Lucy XSS Filter Server-Side Request Forgery Vulnerability

A server-side request forgery (SSRF) vulnerability has been identified in Lucy XSS Filter, prior to commit 7c1de6d. This vulnerability allows an attacker to induce HEAD requests to arbitrary URLs. The issue arises when the ObjectSecurityListener or EmbedSecurityListener options are enabled, and object or embed tags are used with a src attribute that lacks a file extension.

Impact

Exploitation of this vulnerability allows for the internal exposure of the server's Java version and the potential misuse of the server as a proxy to access internal networks. This could be particularly harmful if internal HTTP handlers are loosely configured to accept various methods, enabling the manipulation of internal services.

Reproduction

The vulnerability can be reproduced by enabling the ObjectSecurityListener or EmbedSecurityListener options in Lucy XSS Filter.

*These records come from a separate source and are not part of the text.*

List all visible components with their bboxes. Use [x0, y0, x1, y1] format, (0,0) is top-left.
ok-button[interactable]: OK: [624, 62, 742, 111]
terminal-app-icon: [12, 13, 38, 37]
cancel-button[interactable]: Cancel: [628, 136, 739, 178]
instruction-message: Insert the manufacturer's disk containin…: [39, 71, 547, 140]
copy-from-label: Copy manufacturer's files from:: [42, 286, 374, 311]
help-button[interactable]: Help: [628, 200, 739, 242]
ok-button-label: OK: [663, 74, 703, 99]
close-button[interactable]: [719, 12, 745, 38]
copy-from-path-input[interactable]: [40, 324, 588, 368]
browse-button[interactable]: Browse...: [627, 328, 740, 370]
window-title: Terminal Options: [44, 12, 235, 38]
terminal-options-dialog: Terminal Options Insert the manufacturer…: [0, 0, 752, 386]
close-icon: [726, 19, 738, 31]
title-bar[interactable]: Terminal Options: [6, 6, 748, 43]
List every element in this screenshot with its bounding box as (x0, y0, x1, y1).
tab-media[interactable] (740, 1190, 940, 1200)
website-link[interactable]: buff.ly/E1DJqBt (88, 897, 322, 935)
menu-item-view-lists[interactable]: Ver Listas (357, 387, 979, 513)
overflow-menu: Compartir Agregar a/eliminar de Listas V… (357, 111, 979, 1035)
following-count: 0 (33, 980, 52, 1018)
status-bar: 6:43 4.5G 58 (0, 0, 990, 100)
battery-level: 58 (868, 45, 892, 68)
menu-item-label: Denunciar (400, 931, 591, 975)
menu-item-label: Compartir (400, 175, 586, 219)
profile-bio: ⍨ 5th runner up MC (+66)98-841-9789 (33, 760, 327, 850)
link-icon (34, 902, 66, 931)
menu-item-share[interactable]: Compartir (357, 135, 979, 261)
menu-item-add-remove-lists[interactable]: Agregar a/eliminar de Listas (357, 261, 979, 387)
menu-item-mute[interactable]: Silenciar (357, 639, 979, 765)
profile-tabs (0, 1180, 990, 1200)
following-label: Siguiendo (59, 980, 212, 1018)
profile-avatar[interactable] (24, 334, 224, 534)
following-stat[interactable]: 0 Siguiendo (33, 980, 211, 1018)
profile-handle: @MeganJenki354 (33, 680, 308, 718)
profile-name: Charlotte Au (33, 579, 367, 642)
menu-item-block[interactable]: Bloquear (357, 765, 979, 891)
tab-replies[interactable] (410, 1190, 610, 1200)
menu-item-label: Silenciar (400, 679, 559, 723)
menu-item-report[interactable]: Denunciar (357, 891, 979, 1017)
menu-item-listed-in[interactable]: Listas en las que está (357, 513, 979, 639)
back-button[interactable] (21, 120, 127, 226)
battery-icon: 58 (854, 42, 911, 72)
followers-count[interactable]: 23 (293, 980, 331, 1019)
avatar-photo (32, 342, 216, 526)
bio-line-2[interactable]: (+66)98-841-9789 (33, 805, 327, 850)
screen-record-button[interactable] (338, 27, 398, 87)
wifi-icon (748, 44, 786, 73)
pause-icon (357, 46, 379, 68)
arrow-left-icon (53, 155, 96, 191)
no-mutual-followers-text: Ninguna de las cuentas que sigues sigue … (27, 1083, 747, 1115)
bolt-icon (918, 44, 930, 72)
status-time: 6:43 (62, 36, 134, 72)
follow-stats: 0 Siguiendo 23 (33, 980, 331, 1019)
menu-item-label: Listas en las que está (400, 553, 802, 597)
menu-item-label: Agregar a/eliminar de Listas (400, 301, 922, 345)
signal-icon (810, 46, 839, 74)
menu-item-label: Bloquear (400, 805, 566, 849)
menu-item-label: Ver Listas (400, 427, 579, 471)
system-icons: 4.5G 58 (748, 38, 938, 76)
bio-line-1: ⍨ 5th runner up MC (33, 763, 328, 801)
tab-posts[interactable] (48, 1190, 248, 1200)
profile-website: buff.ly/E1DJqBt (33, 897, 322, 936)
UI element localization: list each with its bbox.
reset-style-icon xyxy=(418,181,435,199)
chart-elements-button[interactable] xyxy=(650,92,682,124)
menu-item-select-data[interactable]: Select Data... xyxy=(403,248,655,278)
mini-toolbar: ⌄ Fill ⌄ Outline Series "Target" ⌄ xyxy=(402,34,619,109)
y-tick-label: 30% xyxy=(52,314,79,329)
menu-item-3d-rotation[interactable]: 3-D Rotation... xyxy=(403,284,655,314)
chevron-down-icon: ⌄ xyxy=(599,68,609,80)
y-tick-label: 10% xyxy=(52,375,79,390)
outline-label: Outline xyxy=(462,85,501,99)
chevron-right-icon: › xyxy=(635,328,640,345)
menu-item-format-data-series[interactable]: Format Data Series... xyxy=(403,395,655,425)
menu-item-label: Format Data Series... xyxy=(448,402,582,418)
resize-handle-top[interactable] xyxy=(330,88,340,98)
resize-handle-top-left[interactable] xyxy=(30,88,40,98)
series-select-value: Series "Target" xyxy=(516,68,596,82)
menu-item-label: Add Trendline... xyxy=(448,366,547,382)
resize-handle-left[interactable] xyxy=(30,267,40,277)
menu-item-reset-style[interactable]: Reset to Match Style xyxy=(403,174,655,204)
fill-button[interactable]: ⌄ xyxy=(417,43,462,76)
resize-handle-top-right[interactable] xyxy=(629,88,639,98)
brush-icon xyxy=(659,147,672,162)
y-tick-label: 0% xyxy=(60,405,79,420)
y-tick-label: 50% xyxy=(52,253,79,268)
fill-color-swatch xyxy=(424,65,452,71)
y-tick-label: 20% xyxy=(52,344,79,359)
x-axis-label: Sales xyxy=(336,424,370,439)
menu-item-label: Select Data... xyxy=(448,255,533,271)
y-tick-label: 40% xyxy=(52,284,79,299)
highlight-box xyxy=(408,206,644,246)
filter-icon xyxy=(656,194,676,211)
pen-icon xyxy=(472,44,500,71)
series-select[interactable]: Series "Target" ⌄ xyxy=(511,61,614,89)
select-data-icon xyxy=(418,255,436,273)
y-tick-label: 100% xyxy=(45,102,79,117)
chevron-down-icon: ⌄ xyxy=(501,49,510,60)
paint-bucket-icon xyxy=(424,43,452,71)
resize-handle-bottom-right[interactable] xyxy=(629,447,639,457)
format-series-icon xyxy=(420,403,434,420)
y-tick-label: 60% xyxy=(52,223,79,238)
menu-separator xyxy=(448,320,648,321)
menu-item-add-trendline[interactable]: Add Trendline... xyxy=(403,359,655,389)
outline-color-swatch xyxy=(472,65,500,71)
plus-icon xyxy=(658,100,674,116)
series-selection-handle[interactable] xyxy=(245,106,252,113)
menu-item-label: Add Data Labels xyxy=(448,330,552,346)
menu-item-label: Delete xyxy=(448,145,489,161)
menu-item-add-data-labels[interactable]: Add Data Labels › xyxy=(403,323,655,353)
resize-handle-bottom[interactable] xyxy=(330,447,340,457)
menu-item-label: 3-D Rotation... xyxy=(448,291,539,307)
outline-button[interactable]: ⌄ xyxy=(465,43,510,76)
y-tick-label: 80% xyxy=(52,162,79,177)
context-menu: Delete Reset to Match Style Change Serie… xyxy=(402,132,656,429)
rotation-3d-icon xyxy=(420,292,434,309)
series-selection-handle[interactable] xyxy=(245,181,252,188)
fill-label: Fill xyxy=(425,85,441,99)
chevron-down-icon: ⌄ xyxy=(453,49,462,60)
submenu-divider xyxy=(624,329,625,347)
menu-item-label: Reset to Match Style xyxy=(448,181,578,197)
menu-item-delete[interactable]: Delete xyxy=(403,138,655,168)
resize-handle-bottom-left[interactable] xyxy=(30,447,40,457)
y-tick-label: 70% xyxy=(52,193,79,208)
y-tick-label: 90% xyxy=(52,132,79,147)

Then, use an object or embed tag with a src attribute that does not include a file extension to target a server that can receive HTTP requests. When the tag is processed, the server will send a HEAD request to the specified URL, demonstrating the SSRF vulnerability.

Remediation

To address this vulnerability, it is recommended to modify the dynamic MIME type checking mechanism used by the 'checkVulnerableWithHttp' function. Instead of relying on HTTP requests to determine the MIME type, which can lead to this vulnerability, consider using a fixed value, such as 'application/octet-stream', when the MIME type cannot be reliably assessed.